In Euro 2008, you started shedding your past, with the five wins and the one win on penalties and the 3-0 symphony over Russia in the semifinal and the 1-0 loveliness over Germany in the final. By the 2010 World Cup, you had a demonstrably new identity, with enough stomach to lose the opener (against Switzerland), entertain all the goblins who revisited from the 20th century, then shoo them with six closing wins, the last four all 1-0, the final a victorious battle against cynicism. By Euro 2012, people accused you of dullness -- true only relatively -- but you weathered Portugal in the semifinal penalties and then flourished again in a picturesque 4-0 decimation of Italy.

By then, you had gone on long enough that plenty of people got sick of tiki-taka or decried tiki-taka or just always loathed tiki-taka, even as some of us still saw you and heard just enough music.

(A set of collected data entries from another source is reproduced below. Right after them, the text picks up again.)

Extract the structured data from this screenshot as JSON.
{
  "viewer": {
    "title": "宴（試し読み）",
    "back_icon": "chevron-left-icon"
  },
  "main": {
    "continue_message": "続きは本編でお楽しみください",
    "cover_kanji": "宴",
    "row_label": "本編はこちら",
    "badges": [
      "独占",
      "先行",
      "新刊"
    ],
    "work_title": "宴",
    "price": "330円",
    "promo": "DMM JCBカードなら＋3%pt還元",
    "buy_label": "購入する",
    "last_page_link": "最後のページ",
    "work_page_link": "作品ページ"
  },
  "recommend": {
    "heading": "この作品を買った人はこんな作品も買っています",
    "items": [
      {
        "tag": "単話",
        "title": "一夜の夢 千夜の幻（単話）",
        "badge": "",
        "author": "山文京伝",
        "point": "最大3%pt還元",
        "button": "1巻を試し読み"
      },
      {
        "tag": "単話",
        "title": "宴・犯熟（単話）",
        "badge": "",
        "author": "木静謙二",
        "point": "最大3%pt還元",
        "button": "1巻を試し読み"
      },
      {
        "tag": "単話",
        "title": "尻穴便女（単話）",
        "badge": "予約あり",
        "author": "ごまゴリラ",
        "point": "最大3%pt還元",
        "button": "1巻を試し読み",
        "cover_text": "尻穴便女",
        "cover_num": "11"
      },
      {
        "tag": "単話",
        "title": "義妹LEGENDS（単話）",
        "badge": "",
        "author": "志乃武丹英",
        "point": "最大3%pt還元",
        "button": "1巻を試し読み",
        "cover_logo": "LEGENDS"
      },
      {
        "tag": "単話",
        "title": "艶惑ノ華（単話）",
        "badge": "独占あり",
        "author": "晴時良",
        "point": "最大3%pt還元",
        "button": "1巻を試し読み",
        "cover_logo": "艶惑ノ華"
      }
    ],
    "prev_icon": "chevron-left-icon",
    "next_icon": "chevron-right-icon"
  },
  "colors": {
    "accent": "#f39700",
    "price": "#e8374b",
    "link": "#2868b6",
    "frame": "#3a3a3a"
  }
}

Whatever. We're all wired differently.

Finally, there came a day (a Friday) when the Netherlands looked too shrewd, and a day (a Wednesday) when Chile looked too stunning, two days when Spain looked too creaky. One goal for, seven against. It's a World Cup pratfall unprecedented for a champion, even considering Italy's group-stage flop at World Cup 2010. It's jarring because it alters the reality, the same way Euro 2008 began to alter the reality.

It's also OK. You had your long turn as the world's team. You carried that title with pizzazz. You added something to life.